I risultati, pur non definitivi, sembravano indicare che le differenze sono reali.
Successivamente, la ricercatrice nel campo della memoria Cornelia McCormick iniziò a chiedersi come facessero persone con afantasia a ricordare le proprie vite, dato che le immagini mentali sono intimamente connesse ai ricordi.
In effetti, sottoponendo a scansione i cervelli di persone mentre rievocavano esperienze passate, McCormick e colleghi scoprirono che quelle con afantasia tendevano ad avere ricordi autobiografici più sfocati e presentavano una minore attività nell’ippocampo, che aiuta a codificare e recuperare tali ricordi.
Sorprendentemente, però, la loro corteccia visiva risultava più attiva rispetto a quelle di soggetti con capacità di immaginazione visuale nella media: che tale attività maggiore possa in qualche modo inibire i segnali richiesti per “estrarre” immagini mentali?
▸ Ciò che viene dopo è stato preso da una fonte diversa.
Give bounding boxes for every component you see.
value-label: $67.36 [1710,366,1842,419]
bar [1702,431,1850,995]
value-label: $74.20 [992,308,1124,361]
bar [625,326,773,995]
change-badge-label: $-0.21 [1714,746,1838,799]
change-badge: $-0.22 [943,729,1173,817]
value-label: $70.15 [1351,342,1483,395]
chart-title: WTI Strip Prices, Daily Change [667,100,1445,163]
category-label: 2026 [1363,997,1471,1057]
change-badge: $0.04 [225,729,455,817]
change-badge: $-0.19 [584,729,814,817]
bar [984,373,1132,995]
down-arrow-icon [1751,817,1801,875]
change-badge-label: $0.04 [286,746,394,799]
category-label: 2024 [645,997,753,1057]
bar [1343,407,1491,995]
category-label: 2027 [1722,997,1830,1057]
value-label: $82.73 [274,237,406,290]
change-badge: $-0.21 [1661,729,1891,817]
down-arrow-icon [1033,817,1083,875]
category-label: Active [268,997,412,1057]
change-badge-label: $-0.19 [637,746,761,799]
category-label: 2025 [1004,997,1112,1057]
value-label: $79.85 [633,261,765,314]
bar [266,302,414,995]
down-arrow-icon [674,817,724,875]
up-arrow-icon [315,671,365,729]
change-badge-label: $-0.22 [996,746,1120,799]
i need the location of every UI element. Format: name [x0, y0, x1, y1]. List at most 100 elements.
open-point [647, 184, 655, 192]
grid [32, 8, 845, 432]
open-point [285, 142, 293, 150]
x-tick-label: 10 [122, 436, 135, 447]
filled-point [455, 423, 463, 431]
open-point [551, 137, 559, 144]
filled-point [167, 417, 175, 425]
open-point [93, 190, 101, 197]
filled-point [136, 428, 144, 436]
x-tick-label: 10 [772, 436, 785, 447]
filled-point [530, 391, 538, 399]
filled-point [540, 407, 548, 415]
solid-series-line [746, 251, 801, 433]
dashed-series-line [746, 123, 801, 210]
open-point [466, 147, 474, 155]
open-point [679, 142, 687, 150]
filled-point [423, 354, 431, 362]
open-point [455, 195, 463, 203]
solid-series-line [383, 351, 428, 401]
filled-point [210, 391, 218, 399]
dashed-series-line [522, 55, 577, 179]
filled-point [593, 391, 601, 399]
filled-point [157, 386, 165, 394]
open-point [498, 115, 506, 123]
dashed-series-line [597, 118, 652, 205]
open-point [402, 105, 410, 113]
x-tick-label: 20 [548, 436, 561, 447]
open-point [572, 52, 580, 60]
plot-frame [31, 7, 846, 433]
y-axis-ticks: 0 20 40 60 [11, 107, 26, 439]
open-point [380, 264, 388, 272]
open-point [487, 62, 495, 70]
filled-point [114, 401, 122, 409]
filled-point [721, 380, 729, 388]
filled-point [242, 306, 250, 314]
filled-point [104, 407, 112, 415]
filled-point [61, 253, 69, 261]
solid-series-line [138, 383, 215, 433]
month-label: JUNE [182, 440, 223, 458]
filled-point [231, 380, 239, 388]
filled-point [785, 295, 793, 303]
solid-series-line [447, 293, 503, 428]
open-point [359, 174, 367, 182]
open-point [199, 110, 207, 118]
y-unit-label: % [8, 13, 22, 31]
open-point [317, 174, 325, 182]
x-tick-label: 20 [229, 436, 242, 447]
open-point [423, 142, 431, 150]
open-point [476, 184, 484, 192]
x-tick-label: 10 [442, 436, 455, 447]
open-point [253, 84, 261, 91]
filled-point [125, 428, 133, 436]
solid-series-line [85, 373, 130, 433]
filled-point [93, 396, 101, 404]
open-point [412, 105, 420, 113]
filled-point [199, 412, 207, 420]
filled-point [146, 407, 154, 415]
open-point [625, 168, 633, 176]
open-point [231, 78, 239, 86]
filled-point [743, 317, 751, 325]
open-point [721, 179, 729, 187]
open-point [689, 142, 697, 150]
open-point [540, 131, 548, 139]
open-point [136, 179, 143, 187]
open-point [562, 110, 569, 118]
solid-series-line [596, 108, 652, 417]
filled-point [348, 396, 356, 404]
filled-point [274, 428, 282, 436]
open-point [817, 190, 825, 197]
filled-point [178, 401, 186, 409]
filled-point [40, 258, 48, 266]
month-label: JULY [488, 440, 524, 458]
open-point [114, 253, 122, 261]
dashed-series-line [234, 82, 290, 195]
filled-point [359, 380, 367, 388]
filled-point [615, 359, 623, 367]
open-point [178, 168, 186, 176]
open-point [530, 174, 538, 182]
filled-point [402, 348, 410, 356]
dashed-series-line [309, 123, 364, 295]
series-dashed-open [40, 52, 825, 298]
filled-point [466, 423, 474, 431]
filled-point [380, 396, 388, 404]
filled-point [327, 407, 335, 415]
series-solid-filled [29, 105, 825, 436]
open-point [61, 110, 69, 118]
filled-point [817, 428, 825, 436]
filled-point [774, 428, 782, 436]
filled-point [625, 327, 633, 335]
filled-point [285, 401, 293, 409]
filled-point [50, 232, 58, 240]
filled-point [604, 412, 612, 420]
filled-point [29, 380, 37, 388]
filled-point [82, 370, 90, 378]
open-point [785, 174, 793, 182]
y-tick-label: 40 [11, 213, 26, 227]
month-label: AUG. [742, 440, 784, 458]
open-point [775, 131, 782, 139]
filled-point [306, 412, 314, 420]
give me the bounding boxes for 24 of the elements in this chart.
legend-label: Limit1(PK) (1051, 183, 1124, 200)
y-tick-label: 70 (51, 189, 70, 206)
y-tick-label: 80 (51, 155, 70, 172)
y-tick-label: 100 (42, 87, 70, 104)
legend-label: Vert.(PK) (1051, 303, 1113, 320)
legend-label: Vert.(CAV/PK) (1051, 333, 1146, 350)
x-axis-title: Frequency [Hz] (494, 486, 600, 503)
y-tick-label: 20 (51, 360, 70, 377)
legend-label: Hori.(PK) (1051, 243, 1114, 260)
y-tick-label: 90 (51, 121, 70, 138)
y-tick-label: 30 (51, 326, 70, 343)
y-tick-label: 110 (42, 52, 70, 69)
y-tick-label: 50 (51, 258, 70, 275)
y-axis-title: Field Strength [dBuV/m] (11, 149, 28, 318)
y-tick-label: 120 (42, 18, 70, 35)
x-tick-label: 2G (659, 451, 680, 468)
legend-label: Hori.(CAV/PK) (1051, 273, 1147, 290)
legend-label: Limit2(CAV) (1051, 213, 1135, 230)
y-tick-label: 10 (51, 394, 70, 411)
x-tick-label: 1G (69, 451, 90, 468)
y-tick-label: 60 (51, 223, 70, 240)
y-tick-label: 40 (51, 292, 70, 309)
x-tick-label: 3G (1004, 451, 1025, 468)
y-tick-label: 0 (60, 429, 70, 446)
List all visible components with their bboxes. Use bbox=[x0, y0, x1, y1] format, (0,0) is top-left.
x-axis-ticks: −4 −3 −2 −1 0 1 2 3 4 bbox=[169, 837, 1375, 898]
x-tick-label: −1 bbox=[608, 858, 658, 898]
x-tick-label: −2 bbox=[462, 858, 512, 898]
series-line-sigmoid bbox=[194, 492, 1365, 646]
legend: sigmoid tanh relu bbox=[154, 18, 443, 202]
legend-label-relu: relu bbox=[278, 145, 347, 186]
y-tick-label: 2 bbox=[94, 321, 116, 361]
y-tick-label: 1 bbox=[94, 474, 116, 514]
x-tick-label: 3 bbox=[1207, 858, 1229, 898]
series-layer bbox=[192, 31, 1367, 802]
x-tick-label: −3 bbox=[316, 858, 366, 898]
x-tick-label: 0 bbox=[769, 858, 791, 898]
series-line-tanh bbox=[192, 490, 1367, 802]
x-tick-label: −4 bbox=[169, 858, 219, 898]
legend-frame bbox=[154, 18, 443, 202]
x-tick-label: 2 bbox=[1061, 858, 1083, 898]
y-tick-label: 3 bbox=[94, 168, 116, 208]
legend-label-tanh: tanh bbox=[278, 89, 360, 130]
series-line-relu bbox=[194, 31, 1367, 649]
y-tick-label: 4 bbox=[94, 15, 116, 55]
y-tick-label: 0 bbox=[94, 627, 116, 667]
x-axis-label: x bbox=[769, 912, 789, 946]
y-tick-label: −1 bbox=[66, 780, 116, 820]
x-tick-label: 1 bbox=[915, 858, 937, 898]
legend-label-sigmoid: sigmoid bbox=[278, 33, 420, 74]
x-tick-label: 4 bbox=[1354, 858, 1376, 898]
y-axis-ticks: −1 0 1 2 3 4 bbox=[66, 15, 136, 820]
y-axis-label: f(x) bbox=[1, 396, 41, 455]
O magari le persone con afantasia hanno accesso a tali immagini (il che è spesso vero nei loro sogni), ma per qualche motivo non riescono a integrarle nella loro esperienza soggettiva?
Per finire, vanno ricordati gli studi di Zeman (sì, lo stesso di cui sopra) e del collega Paolo Bartolomeo.
Il primo, tramite scansioni cerebrali effettuate con risonanza magnetica funzionale, sembra aver scoperto che le persone con afantasia, quando a riposo, presentano delle connessioni più deboli tra la corteccia prefrontale (sede dei centri di controllo) e quella visiva (sede dei centri di percezione).
Il gruppo di Bartolomeo, invece, oltre a confermare il lavoro di Zeman, ha sottoposto a scansione persone con e senza afantasia nell’atto di immaginare forme, volti e luoghi: nonostante venissero attivate le stesse aree cerebrali, le prime presentavano una disconnessione tra la corteccia prefrontale e il cosiddetto fusiform imagery node, una regione scoperta dallo stesso Bartolomeo nel 2020 e implicata in elaborazioni visive.
Conclusioni e considerazioni
Tirando le somme, pare che nelle persone con afantasia si formino connessioni differenti tra i centri visivi e altre regioni cerebrali integrative; come però ci sono vari livelli di afantasia, così è possibile che tali scoperte valgano solo per una parte dei soggetti interessati, mentre per altri potrebbero esserci diverse spiegazioni neurali.
Comunque sia, una cosa è unanimemente accettata nel mondo scientifico: l’afantasia non è una malattia, ma semplicemente un modo diverso di percepire il mondo. Ciò è dimostrato dal fatto che i soggetti interessati non hanno difficoltà particolari nella vita quotidiana e spesso non hanno nemmeno problemi a descrivere visivamente cose o persone.
Inoltre, la mancanza di immagini mentali è cosa ben diversa dalla mancanza di immaginazione: molti artisti dichiarano di non vedere le prime, ma ciò evidentemente non costituisce un impedimento per la loro creatività.
Anzi, avere l’”occhio mentale” permanentemente chiuso può anche avere dei vantaggi: le immagini, infatti, sono spesso strettamente correlate alla salute mentale, quindi persone con afantasia potrebbero essere meno soggette a tale tipo di problemi.